Ele põe o pé em cima da tampa e não permite que um dos veranistas se beneficie mais do que os outros.
O farofeiro não quer gastar à toa nos quiosques. Por isso, economiza e transplanta sua cozinha para a beira-mar. Enquanto o normal é segurar uma latinha para consumo na hora, ele faz estoque.
Tem uma inclinação grandiloquente. Mede a alegria pelo número de cervejas que tomou.
Jura que é de uma raça mais resistente ao sol. Nunca ficará bronzeado, mas vermelho, rosa, lilás. A verdadeira cor da pele aparecerá de noite, depois de tirar as camadas de bifes à milanesa.
Os farofeiros gaúchos – não confundir com os argentinos, que representam a ala internacional do setor – transformam lanche em piquenique, convertem almoço em ceia. Foram ampliando seus territórios de lonas. De um guarda-sol, cresceram para uma tenda e já estão dispostos a fundar uma feira. Sua ambição não tem freios. É o case de maior sucesso de empreendedorismo litorâneo.
É aquela trupe esquisita e numerosa, que não deixa nenhum banhista ler um livro quieto. De vez em quando, a trupe conversa num dialeto, que pode ser italiano ou apenas língua presa.
É uma tropa que não chega à praia, mas invade. Simboliza a única comunidade hippie que deu certo.

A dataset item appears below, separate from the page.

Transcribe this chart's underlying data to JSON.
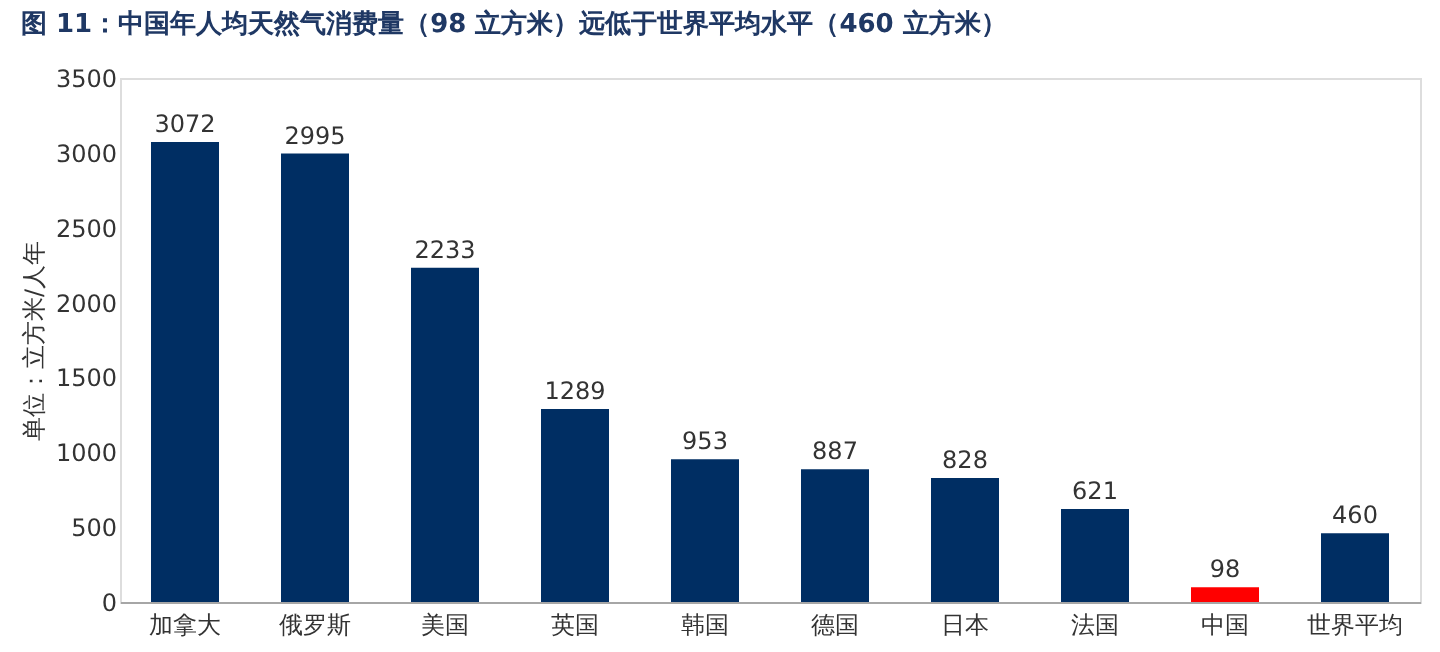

De uma turma modesta, mínima de farofeiros, é possível formar um time de futebol, um time de vôlei e três duplas de bocha. E ainda sobram reservas.
Não é fácil atingir esse nível de despretensão. Requer um marasmo inato, para não sair do lugar e muito menos reclamar da insolação.
Qualquer mudança de ordem terá a cobertura de suas fofocas. Gritam para um aviãozinho ou helicóptero. Se há ameaça de afogamento, juntam-se com rapidez para formar uma multidão aflita, rezando terço e arremessando os braços ao céu.
Pertenço a uma família de farofeiros, confesso, não tenho cura. Estou estragado para o resto da vida.